MORA Group Perkuat Ekosistem Bisnis Hospitality & Siap Ekspansi 30 Properti

MORA Group menegaskan komitmennya untuk memperkuat industri pariwisata nasional melalui pengembangan jaringan hotel, ekspansi global, dan pembentukan ekosistem bisnis hospitality terintegrasi. Komitmen itu disampaikan Founder sekaligus CEO MORA Group, Andhy Irawan dalam acara HAM x MORA Group. Pertemuan hangat bertajuk "Seduluran Saklawase" itu berlokasi di kawasan Sudirman, Jakarta pada Selasa, 3 Februari 2026 lalu.

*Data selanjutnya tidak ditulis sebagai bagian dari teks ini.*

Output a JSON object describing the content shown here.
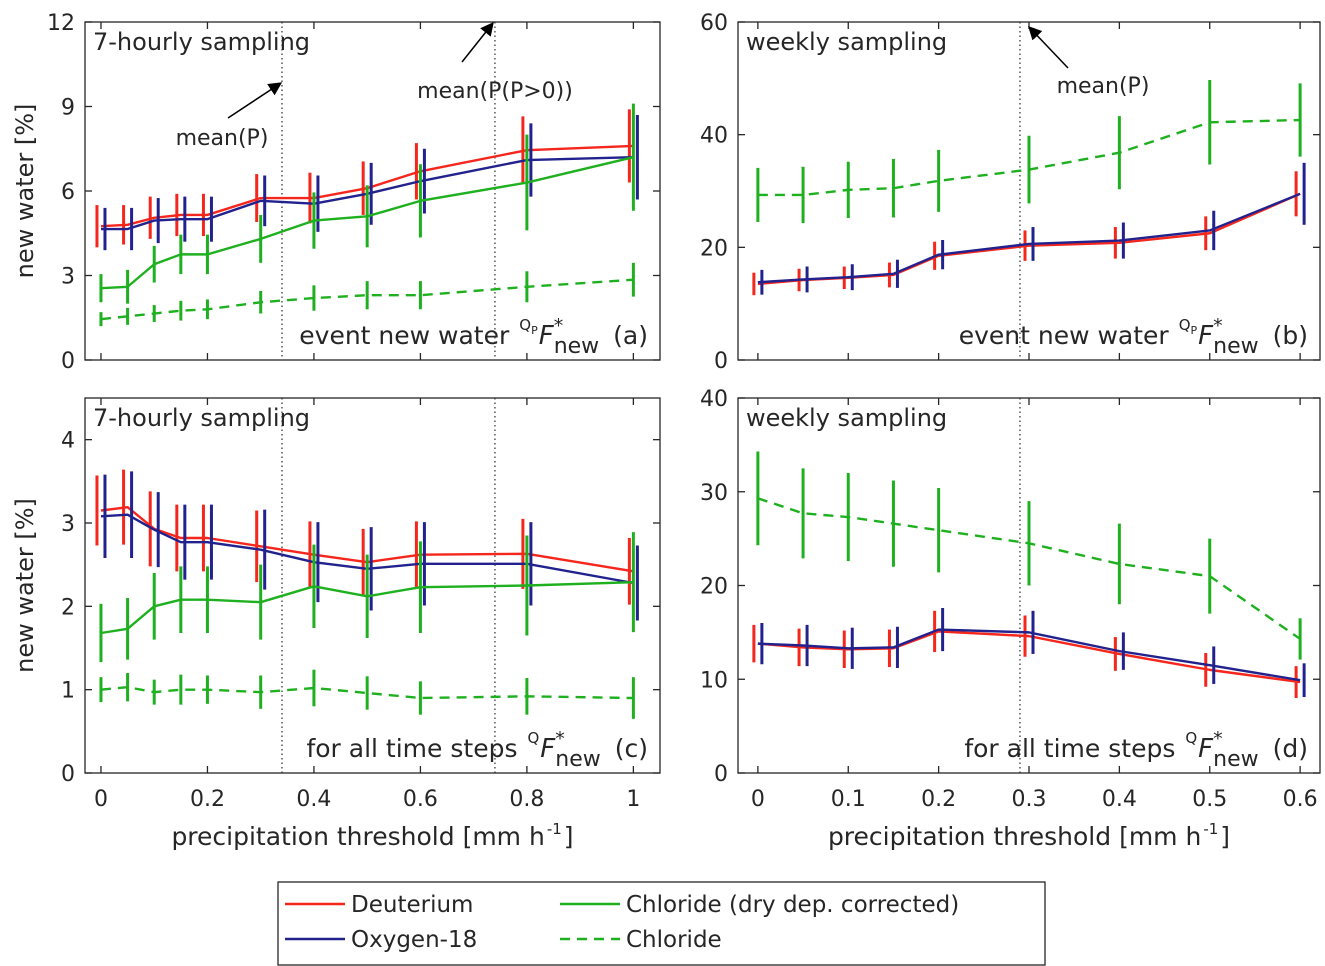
{
  "chart_data": [
    {
      "type": "line",
      "title": "7-hourly sampling",
      "ylabel": "new water [%]",
      "x": [
        0,
        0.05,
        0.1,
        0.15,
        0.2,
        0.3,
        0.4,
        0.5,
        0.6,
        0.8,
        1
      ],
      "xlim": [
        -0.03,
        1.05
      ],
      "xticks": [
        0,
        0.2,
        0.4,
        0.6,
        0.8,
        1
      ],
      "xtick_labels": false,
      "ylim": [
        0,
        12
      ],
      "yticks": [
        0,
        3,
        6,
        9,
        12
      ],
      "vlines": [
        0.34,
        0.74
      ],
      "annotations": [
        {
          "text": "mean(P)"
        },
        {
          "text": "mean(P(P>0))"
        }
      ],
      "panel_label": {
        "text": "event new water",
        "pre_sup": "Q",
        "pre_sup_sub": "P",
        "symbol": "F",
        "symbol_sup": "*",
        "symbol_sub": "new",
        "tag": "(a)"
      },
      "legend_position": "below",
      "series": [
        {
          "name": "Deuterium",
          "color": "#f5261c",
          "style": "solid",
          "values": [
            4.75,
            4.8,
            5.05,
            5.15,
            5.15,
            5.75,
            5.75,
            6.1,
            6.7,
            7.45,
            7.6
          ],
          "errors": [
            0.75,
            0.7,
            0.75,
            0.75,
            0.75,
            0.85,
            0.9,
            0.95,
            1.0,
            1.2,
            1.3
          ]
        },
        {
          "name": "Oxygen-18",
          "color": "#22228e",
          "style": "solid",
          "values": [
            4.65,
            4.65,
            4.95,
            5.0,
            5.0,
            5.65,
            5.55,
            5.9,
            6.35,
            7.1,
            7.2
          ],
          "errors": [
            0.75,
            0.75,
            0.8,
            0.8,
            0.8,
            0.9,
            1.0,
            1.1,
            1.15,
            1.3,
            1.5
          ]
        },
        {
          "name": "Chloride (dry dep. corrected)",
          "color": "#1fb01f",
          "style": "solid",
          "values": [
            2.55,
            2.6,
            3.4,
            3.75,
            3.75,
            4.3,
            4.95,
            5.1,
            5.65,
            6.3,
            7.2
          ],
          "errors": [
            0.5,
            0.6,
            0.65,
            0.7,
            0.7,
            0.85,
            1.0,
            1.1,
            1.3,
            1.7,
            1.9
          ]
        },
        {
          "name": "Chloride",
          "color": "#1fb01f",
          "style": "dashed",
          "values": [
            1.45,
            1.55,
            1.65,
            1.75,
            1.8,
            2.05,
            2.2,
            2.3,
            2.3,
            2.6,
            2.85
          ],
          "errors": [
            0.25,
            0.3,
            0.3,
            0.35,
            0.35,
            0.4,
            0.45,
            0.5,
            0.5,
            0.55,
            0.6
          ]
        }
      ]
    },
    {
      "type": "line",
      "title": "weekly sampling",
      "x": [
        0,
        0.05,
        0.1,
        0.15,
        0.2,
        0.3,
        0.4,
        0.5,
        0.6
      ],
      "xlim": [
        -0.022,
        0.622
      ],
      "xticks": [
        0,
        0.1,
        0.2,
        0.3,
        0.4,
        0.5,
        0.6
      ],
      "xtick_labels": false,
      "ylim": [
        0,
        60
      ],
      "yticks": [
        0,
        20,
        40,
        60
      ],
      "vlines": [
        0.29
      ],
      "annotations": [
        {
          "text": "mean(P)"
        }
      ],
      "panel_label": {
        "text": "event new water",
        "pre_sup": "Q",
        "pre_sup_sub": "P",
        "symbol": "F",
        "symbol_sup": "*",
        "symbol_sub": "new",
        "tag": "(b)"
      },
      "series": [
        {
          "name": "Deuterium",
          "color": "#f5261c",
          "style": "solid",
          "values": [
            13.5,
            14.2,
            14.6,
            15.1,
            18.5,
            20.3,
            20.8,
            22.5,
            29.5
          ],
          "errors": [
            2.0,
            2.0,
            2.0,
            2.2,
            2.5,
            2.7,
            2.8,
            3.0,
            4.0
          ]
        },
        {
          "name": "Oxygen-18",
          "color": "#22228e",
          "style": "solid",
          "values": [
            13.8,
            14.3,
            14.7,
            15.3,
            18.7,
            20.6,
            21.2,
            23.0,
            29.5
          ],
          "errors": [
            2.2,
            2.3,
            2.3,
            2.5,
            2.6,
            3.0,
            3.2,
            3.5,
            5.5
          ]
        },
        {
          "name": "Chloride",
          "color": "#1fb01f",
          "style": "dashed",
          "values": [
            29.3,
            29.3,
            30.2,
            30.5,
            31.8,
            33.8,
            36.8,
            42.2,
            42.6
          ],
          "errors": [
            4.8,
            5.0,
            5.0,
            5.2,
            5.5,
            6.0,
            6.5,
            7.5,
            6.5
          ]
        }
      ]
    },
    {
      "type": "line",
      "title": "7-hourly sampling",
      "ylabel": "new water [%]",
      "xlabel": "precipitation threshold [mm h",
      "xlabel_sup": "-1",
      "xlabel_end": "]",
      "x": [
        0,
        0.05,
        0.1,
        0.15,
        0.2,
        0.3,
        0.4,
        0.5,
        0.6,
        0.8,
        1
      ],
      "xlim": [
        -0.03,
        1.05
      ],
      "xticks": [
        0,
        0.2,
        0.4,
        0.6,
        0.8,
        1
      ],
      "ylim": [
        0,
        4.5
      ],
      "yticks": [
        0,
        1,
        2,
        3,
        4
      ],
      "vlines": [
        0.34,
        0.74
      ],
      "panel_label": {
        "text": "for all time steps",
        "pre_sup": "Q",
        "symbol": "F",
        "symbol_sup": "*",
        "symbol_sub": "new",
        "tag": "(c)"
      },
      "series": [
        {
          "name": "Deuterium",
          "color": "#f5261c",
          "style": "solid",
          "values": [
            3.15,
            3.19,
            2.93,
            2.82,
            2.82,
            2.72,
            2.62,
            2.53,
            2.62,
            2.63,
            2.42
          ],
          "errors": [
            0.42,
            0.45,
            0.45,
            0.4,
            0.4,
            0.43,
            0.4,
            0.4,
            0.4,
            0.42,
            0.4
          ]
        },
        {
          "name": "Oxygen-18",
          "color": "#22228e",
          "style": "solid",
          "values": [
            3.08,
            3.1,
            2.92,
            2.77,
            2.77,
            2.68,
            2.53,
            2.45,
            2.51,
            2.51,
            2.28
          ],
          "errors": [
            0.5,
            0.52,
            0.45,
            0.45,
            0.45,
            0.48,
            0.48,
            0.5,
            0.5,
            0.5,
            0.45
          ]
        },
        {
          "name": "Chloride (dry dep. corrected)",
          "color": "#1fb01f",
          "style": "solid",
          "values": [
            1.68,
            1.73,
            2.0,
            2.08,
            2.08,
            2.05,
            2.24,
            2.12,
            2.23,
            2.25,
            2.29
          ],
          "errors": [
            0.35,
            0.37,
            0.4,
            0.4,
            0.4,
            0.45,
            0.5,
            0.5,
            0.55,
            0.6,
            0.6
          ]
        },
        {
          "name": "Chloride",
          "color": "#1fb01f",
          "style": "dashed",
          "values": [
            1.0,
            1.03,
            0.97,
            1.0,
            1.0,
            0.97,
            1.02,
            0.96,
            0.9,
            0.92,
            0.9
          ],
          "errors": [
            0.15,
            0.17,
            0.15,
            0.18,
            0.17,
            0.2,
            0.22,
            0.2,
            0.2,
            0.22,
            0.25
          ]
        }
      ]
    },
    {
      "type": "line",
      "title": "weekly sampling",
      "xlabel": "precipitation threshold [mm h",
      "xlabel_sup": "-1",
      "xlabel_end": "]",
      "x": [
        0,
        0.05,
        0.1,
        0.15,
        0.2,
        0.3,
        0.4,
        0.5,
        0.6
      ],
      "xlim": [
        -0.022,
        0.622
      ],
      "xticks": [
        0,
        0.1,
        0.2,
        0.3,
        0.4,
        0.5,
        0.6
      ],
      "ylim": [
        0,
        40
      ],
      "yticks": [
        0,
        10,
        20,
        30,
        40
      ],
      "vlines": [
        0.29
      ],
      "panel_label": {
        "text": "for all time steps",
        "pre_sup": "Q",
        "symbol": "F",
        "symbol_sup": "*",
        "symbol_sub": "new",
        "tag": "(d)"
      },
      "series": [
        {
          "name": "Deuterium",
          "color": "#f5261c",
          "style": "solid",
          "values": [
            13.8,
            13.4,
            13.2,
            13.3,
            15.1,
            14.6,
            12.7,
            11.0,
            9.7
          ],
          "errors": [
            2.0,
            2.0,
            2.0,
            2.0,
            2.2,
            2.2,
            1.8,
            1.8,
            1.7
          ]
        },
        {
          "name": "Oxygen-18",
          "color": "#22228e",
          "style": "solid",
          "values": [
            13.8,
            13.6,
            13.3,
            13.4,
            15.3,
            15.0,
            13.0,
            11.5,
            9.9
          ],
          "errors": [
            2.2,
            2.2,
            2.2,
            2.2,
            2.3,
            2.3,
            2.0,
            2.0,
            1.8
          ]
        },
        {
          "name": "Chloride",
          "color": "#1fb01f",
          "style": "dashed",
          "values": [
            29.3,
            27.7,
            27.3,
            26.6,
            25.9,
            24.5,
            22.3,
            21.0,
            14.3
          ],
          "errors": [
            5.0,
            4.8,
            4.7,
            4.6,
            4.5,
            4.5,
            4.3,
            4.0,
            2.2
          ]
        }
      ]
    }
  ]
}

Saat ini, MORA Group telah mengelola enam hotel yang telah beroperasi dan enam proyek lainnya masih dalam tahap pengembangan. Secara keseluruhan, MORA Group tengah menjalankan 12 proyek properti yang dipilih secara selektif. Pada tahun 2026 ini, MORA Group dijadwalkan akan meresmikan hotel di Ciwidey, Bandung pada bulan April. Selanjutnya hotel di Palu, Sulawesi Tengah pada bulan November mendatang. Tak berhenti di situ saja, ekspansi properti akan berlanjut ke Jakarta, Palembang, Balikpapan, dan Pasuruan dengan target penyelesaian bertahap pada periode 2027 hingga 2028.

Dalam pengembangan bisnis, MORA Group menjalin kerja sama strategis dengan perusahaan kapital asal Jepang yang berfokus pada investasi hotel bintang lima di Indonesia. Nilai investasi untuk satu proyek hotel bintang lima di Jakarta itu, nantinya dapat mencapai anggaran mencapai Rp1 triliun. Nilai anggaran itu menyesuaikan harga lahan, biaya konstruksi, dan lainnya. Melalui kolaborasi tersebut, MORA Group menargetkan pengembangan sekitar 500 hingga 700 kamar dengan fokus utama di Jakarta. Sementara pengembangan di Surabaya dirancang dalam skala lebih kecil, sedangkan di Bali difokuskan pada pembangunan vila.

Mora GroupSelain memperkuat pasar domestik, perusahaan juga menyiapkan ekspansi internasional melalui joint venture di Arab Saudi, khususnya Jeddah dan Mekkah. MORA Group juga merencanakan akuisisi properti di Jepang serta tengah menjajaki peluang investasi di Dubai. "Strategi ekspansi perusahaan tidak semata-mata mengejar pertumbuhan jumlah properti saja, melainkan mengedepankan kualitas. Dalam lima tahun ke depan, MORA Group menargetkan pengembangan minimal 30 properti dengan standar layanan yang terjaga," ungkap Andhy Irawan.

Di luar bisnis perhotelan, MORA Group mengembangkan sejumlah divisi usaha pendukung yang terintegrasi dalam ekosistem bisnis perusahaan. Divisi tersebut meliputi teknologi informasi, Food & Beverage (F&B), commercial services, konstruksi, serta MORA Academy. Pada divisi teknologi, perusahaan mengembangkan sistem operasional internal berbasis dashboard terpadu untuk memantau kinerja bisnis secara real-time, mulai dari absensi karyawan, pendapatan, hingga laporan operasional jaringan properti dan outlet.

Sementara itu, untuk divisi F&B dikembangkan sebagai entitas independen dengan menghadirkan konsep kopi dan pastry bernama 'Hermier' yang menyasar segmen pasar generasi muda. Dalam waktu dekat, Hermier akan ditargetkan untuk berekspansi ke kawasan Bandara Surabaya yang akan disusul dengan kota-kota besar lainnya di Indonesia.

Untuk memperkuat struktur bisnis, MORA Group telah membentuk holding yang terdiri atas MORA Hospitality, MORA Technology, MORA Commercial, MORA Academy, MORA Capital, dan MORA Construction. Perusahaan juga membuka peluang pengembangan menuju super holding di masa depan. "Fokus utama MORA Group saat ini adalah membangun sistem yang kuat, menyiapkan sumber daya manusia di setiap lini bisnis, serta memastikan seluruh unit usaha berjalan dalam satu ekosistem yang terintegrasi. Visi kami bukan menjadi grup terbesar, melainkan menjadi perusahaan yang dipercaya para stakeholder. Kepercayaan merupakan aset utama dalam membangun bisnis jangka panjang,” tutup Andhy.